Murphy, in a Jan. 28 letter to Steven Tambini, executive director of the Delaware River Basin Commission, said the total ban would protect the drinking water of 13.3 million residents in the surrounding region which includes Delaware, New York, New Jersey and Pennsylvania.
“Fracking poses risks to the Delaware River Basin that New Jersey cannot accept,” Murphy said in a statement accompanying the letter. “The chemicals present in fracking wastewater are still unknown and we must take caution to protect the recreational, ecological, and water resources for the millions of residents and businesses who rely on a clean Delaware River Basin.
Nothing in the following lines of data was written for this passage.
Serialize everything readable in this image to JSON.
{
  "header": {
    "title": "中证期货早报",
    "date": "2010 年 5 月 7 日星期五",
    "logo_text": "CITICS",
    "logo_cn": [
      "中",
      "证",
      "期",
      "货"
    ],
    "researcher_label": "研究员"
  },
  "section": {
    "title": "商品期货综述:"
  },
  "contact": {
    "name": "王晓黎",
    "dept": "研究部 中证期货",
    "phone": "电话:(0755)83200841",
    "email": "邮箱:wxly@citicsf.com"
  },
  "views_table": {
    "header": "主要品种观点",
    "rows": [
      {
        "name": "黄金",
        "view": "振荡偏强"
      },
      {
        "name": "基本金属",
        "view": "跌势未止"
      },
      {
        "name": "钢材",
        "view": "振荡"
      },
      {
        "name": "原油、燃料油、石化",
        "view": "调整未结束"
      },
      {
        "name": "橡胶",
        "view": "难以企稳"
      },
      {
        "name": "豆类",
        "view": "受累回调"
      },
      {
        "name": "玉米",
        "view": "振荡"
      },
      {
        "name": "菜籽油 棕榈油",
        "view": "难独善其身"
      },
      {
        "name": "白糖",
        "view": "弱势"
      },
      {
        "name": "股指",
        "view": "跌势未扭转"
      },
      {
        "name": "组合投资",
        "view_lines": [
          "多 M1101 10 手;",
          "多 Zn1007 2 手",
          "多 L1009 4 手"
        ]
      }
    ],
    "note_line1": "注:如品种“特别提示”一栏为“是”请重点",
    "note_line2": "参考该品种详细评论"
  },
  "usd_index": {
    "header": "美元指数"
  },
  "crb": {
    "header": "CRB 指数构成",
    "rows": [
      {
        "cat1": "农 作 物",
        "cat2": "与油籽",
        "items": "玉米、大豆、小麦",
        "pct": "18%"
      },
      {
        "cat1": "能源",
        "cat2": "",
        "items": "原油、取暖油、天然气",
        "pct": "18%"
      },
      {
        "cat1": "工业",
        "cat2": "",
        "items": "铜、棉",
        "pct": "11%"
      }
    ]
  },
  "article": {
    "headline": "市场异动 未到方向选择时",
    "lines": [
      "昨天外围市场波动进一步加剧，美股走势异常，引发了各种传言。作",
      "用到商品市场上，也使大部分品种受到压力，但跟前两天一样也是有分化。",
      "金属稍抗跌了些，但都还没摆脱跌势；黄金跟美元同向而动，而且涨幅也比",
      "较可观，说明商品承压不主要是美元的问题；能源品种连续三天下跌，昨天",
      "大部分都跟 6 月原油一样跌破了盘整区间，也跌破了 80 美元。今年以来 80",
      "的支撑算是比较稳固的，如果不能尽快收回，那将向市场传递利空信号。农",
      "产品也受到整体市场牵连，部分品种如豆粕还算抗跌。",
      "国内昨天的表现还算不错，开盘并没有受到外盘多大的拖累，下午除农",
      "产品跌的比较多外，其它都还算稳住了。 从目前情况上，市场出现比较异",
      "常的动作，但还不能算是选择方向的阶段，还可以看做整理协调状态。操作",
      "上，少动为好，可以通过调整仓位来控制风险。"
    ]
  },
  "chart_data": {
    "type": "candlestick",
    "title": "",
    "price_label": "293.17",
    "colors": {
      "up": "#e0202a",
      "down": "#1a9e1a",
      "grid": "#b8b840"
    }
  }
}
Formally called hydraulic fracking, the controversial process involves deploying a liquid deep underground to crack open rocks that contain oil and natural gas. The liquid deploy contains sand, water and chemical components such as gels.
Its use has fallen under criticism from environmentalists because of environmental effects, groundwater contamination, public health concerns and insufficient hazardous waste disposal.
The letter was also sent to New York Gov. Andrew Cuomo, Pennsylvania Gov.Tom Wolf and Delaware Gov. John Carney, who are all commissioners, as well as Maj. Gen. Jeffrey Milhorn, the federal representative.
Murphy said he wants the ban to include the treatment and discharge of fracking in the basin.
In February 2018, Murphy threw his support behind a ban on just fracking, which advocates such as Doug O’Malley, director of Environment New Jersey, said was not enough because the proposal still allowed for the discharge of waste into the basin.
“He’s clearly supporting an outright ban on fracking and fracking waste, and the hope is that this…can turn the tide for New Jersey and the other member-states,” O’Malley said Wednesday.
“If you allow fracking waste to be discharged in Pennsylvania, that’s going to end up in the Delaware watershed and ultimately in our drinking water” O’Malley said.
Jeff Tittel, director of the environmental advocacy group the New Jersey Sierra Club, called Murphy’s Wednesday announcement “an important step forward.”
“This is great news for the Delaware River in protecting our precious water supplies,” Tittel said. “Coming out in favor of a complete ban on fracking in… is a real step forward. Now that it’s being addressed, we need to help push the other governors to go along with it.”
Meanwhile, lawmakers are considering legislation, Senate Bill 678, which would ban fracking and any of the ensuing waste in the entire state.
The state Senate approved S678 in a 31-5 vote at their Oct. 29, 2018 session. The bill was referred to Assembly Environment and Solid Waste Committee on Nov. 26, 2018 but has not moved anywhere since then.